As the Monty Python crew once commented, "Nobody expects the Spanish capitulation" (or was it "inquisition"?)
If there has been one constant in this World Cup, it has been the general belief that the Spanish would play through their turgid form at the start of the competition and show us their true colours when it really mattered.
They have stuttered and spluttered at times but maintained the belief in their passing and possession game, eventually breaking down a gutsy performance by Germany, ironically from a set piece, to reach their first ever World Cup Final and ensure a new name on the trophy.
In most of our minds, Brazil and Spain were stand out favourites with England a good outside bet. Indeed, the Guardian's experts' pre-tournament predictions on the 10th June strongly favoured the Spanish to reach the final, with seven of the 12 consulted ticking their box, whilst only one had the temerity to go for the Dutch as their opponents.
Only the spookily clairvoyant Sports Editor, Sean Ingle, was spot on with Spain and Holland as his chosen teams. Interestingly he followed this up by predicting that England would get knocked out in the second round, David Villa would get the golden boot and that the biggest controversy would be the lack of video replays. 100% success rate is now a likely outcome.
Go to the top of the class Sean! My point is that Sean Ingle is very much an enigma in the prediction stakes and, apart from the general consensus of opinion about Spain, the rest of us really hadn't got a clue about the patterns that this World Cup would weave.
As a rather cruel example, for which I am sure he won't thank me, the Guardian's chief football correspondent, Kevin McCarra, forecasted a Brazil/Argentina final, England to reach the semis, Denmark to be the dark horses, Wayne Rooney to win the Golden Boot and the game to most look forward to would be Brazil v Ivory Coast. Wrong, wrong, wrong, wrong, wrong!
In defence of our Kev, no one could have anticipated the uninspiring performances of Torres, Messi, Ronaldo, Rooney and Kaka whilst Miroslav Klose, who had barely managed three goals all season for his club, ended up competing for the Golden Boot award with David Villa.
Who would have picked out Ghana to be the most successful of the African nations or earmarked both of the last World Cup finalists, France and Italy, to be two of the teams returning home after the group stage?

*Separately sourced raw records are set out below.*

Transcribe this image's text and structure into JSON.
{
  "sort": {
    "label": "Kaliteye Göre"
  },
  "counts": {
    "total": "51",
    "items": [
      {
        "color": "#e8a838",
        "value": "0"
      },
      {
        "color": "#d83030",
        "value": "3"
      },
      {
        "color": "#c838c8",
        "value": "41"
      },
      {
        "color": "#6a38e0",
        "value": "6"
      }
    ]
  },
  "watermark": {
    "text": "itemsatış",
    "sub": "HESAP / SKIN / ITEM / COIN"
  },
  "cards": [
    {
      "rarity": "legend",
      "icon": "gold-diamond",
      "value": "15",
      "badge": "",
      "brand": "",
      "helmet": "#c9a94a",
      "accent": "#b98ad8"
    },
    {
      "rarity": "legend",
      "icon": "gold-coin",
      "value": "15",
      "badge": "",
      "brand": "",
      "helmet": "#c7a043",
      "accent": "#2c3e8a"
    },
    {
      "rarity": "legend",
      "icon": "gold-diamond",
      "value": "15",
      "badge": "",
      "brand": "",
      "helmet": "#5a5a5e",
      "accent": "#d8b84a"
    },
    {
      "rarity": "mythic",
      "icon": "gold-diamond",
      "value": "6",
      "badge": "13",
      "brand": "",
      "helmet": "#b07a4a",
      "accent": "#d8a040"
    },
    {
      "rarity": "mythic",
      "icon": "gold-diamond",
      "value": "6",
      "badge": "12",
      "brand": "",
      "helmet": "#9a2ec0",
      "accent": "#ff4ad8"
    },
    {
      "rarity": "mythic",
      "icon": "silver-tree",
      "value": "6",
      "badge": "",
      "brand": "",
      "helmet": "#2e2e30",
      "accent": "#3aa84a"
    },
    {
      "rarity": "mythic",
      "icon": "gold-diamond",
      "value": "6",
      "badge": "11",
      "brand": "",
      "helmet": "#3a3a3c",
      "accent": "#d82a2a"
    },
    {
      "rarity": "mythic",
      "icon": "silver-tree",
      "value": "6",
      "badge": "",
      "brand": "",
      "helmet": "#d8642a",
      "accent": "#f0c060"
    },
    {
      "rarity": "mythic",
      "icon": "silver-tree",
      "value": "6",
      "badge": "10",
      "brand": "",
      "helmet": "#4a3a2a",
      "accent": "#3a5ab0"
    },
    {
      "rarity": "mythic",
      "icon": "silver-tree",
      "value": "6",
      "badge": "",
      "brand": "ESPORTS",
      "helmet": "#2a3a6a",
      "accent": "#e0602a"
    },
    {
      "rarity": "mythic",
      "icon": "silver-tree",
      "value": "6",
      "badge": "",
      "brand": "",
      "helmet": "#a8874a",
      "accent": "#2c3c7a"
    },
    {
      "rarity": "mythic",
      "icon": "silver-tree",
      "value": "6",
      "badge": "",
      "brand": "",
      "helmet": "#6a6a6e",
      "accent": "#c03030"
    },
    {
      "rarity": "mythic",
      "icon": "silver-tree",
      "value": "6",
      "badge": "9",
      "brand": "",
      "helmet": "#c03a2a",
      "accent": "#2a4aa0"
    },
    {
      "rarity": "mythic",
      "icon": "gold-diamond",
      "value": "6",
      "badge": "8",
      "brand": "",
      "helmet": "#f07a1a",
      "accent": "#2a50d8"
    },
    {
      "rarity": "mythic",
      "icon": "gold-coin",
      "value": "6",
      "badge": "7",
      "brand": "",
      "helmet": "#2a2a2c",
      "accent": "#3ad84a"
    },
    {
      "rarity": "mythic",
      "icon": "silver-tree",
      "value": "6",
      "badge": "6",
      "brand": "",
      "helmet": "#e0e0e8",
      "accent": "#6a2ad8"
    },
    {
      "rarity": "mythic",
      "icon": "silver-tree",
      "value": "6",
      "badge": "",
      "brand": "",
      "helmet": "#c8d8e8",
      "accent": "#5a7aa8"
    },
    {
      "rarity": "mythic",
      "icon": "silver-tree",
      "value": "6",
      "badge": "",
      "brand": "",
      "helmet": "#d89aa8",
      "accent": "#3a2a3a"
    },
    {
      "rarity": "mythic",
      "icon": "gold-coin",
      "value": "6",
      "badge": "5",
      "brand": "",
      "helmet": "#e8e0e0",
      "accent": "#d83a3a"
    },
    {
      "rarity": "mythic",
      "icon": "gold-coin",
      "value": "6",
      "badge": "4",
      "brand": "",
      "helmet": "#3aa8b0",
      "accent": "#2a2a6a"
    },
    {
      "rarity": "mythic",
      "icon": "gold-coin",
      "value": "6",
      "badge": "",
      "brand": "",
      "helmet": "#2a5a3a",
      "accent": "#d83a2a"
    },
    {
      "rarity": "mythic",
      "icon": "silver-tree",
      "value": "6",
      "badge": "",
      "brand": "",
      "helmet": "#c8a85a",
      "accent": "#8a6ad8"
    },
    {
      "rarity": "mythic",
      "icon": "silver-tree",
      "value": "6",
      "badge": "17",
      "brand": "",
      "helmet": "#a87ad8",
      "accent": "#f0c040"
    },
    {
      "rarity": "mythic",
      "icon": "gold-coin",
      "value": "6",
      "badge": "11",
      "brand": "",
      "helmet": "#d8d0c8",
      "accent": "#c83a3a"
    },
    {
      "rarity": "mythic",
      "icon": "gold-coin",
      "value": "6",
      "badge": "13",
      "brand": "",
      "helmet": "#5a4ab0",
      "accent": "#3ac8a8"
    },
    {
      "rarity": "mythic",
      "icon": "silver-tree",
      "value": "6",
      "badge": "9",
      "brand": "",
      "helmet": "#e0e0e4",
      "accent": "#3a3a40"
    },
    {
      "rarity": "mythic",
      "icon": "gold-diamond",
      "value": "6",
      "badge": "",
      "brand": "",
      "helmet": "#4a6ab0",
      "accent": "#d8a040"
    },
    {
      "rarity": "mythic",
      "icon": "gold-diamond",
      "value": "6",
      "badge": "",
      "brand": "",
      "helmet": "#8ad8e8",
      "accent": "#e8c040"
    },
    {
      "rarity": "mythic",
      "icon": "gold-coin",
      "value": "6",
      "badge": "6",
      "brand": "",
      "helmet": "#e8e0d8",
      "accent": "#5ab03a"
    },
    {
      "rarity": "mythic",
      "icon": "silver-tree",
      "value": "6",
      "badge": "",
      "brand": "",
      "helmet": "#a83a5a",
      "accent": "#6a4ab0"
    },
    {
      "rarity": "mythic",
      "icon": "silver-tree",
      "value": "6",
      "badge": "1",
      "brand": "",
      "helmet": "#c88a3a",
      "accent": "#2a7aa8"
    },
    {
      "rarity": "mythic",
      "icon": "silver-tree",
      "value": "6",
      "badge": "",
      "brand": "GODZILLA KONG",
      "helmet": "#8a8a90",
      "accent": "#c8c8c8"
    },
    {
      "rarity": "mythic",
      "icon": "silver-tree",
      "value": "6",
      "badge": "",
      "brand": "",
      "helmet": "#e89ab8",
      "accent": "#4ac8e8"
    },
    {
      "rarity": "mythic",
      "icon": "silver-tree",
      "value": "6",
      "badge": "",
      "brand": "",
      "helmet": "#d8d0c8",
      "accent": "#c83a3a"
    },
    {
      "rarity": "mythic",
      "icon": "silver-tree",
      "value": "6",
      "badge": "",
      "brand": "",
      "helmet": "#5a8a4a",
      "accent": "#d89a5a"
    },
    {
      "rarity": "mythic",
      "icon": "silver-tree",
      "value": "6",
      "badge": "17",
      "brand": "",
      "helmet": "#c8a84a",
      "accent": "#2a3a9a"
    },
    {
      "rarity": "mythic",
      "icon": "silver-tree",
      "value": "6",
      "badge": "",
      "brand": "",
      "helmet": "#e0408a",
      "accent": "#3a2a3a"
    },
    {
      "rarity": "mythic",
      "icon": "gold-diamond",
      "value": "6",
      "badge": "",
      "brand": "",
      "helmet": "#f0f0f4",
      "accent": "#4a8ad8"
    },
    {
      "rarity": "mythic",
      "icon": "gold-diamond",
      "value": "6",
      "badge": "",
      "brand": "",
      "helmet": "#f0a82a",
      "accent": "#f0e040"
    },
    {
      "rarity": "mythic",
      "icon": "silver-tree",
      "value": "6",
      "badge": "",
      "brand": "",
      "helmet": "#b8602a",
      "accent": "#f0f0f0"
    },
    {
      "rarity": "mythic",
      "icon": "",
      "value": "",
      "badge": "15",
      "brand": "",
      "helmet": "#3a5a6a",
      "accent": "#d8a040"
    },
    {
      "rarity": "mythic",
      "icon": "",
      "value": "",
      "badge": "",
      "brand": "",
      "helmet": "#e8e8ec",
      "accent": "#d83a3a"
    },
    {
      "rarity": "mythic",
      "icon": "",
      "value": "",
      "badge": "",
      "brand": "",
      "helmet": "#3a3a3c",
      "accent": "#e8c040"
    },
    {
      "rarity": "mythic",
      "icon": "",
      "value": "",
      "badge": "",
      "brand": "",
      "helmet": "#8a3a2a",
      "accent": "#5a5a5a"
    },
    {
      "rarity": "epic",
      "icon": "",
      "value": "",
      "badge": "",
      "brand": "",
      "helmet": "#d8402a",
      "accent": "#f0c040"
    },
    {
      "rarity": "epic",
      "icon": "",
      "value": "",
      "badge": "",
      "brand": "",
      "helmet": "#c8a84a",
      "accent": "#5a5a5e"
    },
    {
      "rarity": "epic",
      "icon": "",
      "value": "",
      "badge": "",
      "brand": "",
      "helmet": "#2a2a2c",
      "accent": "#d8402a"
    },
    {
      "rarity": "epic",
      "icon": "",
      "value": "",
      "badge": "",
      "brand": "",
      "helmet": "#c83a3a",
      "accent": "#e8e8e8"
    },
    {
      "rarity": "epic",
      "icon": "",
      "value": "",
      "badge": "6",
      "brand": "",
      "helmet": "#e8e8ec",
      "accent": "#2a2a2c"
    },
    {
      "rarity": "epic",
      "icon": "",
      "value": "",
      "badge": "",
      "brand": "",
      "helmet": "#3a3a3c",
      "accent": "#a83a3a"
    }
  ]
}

Who would have expected to see Uruguay, a country with a total population of less than half the size of London and with only two players approaching world class in their ranks, reach the semi-finals? And who would have believed that a team of spotty Teutonic adolescents, barely out of short trousers, could have been within touching distance of a World Cup Final?
At least Alan Hansen's prophetic statement, "you don't win anything with kids", just about holds water on this occasion.
Even when the tournament passed through the initial group stage, and the experts were waxing lyrical about the strength of the South American countries compared to the waning power of the European contingent, they were made to eat their words when, one by one, the Latinos were blasted out of sight by the Germans, the Dutch and the Spanish leaving only Uruguay left to vainly contest the semis.
Somehow other sports are less unpredictable. I mean, no one seriously expected Andy Murray to beat Rafael Nadal at Wimbledon did they? Did the Welsh rugby union XV really have a prayer against the All Blacks on their recent tour? Can England possibly retain the Ashes in Australia? I don't think so (fair point on the tennis and rugger Antagonist, but England can definitely do the Australians down under this time - ED)
It is the uncertainty and unpredictability of tournament football that makes it so engrossing, if, at times, for an England supporter, so frustrating.
So, I am leaving all predictions about Sunday's match to the renowned expert Paul the octopus who, once again, was correct in his prediction of a Spanish victory on Wednesday.
Let's hope it keeps him out of the pot for a few more days because I have the feeling that once it's all over he won't have a leg to stand on.
PS - What a relief to be spared the pedantic comments of Jim Beglin during the first semi-final when, fortunately for us, due to an ear infection, he failed to make it to the ground. It was a real pleasure to go back to the old days when you had one commentator and were trusted to make up your own mind about the action in front of you. If the BBC is trying to save money it should take note and follow suit!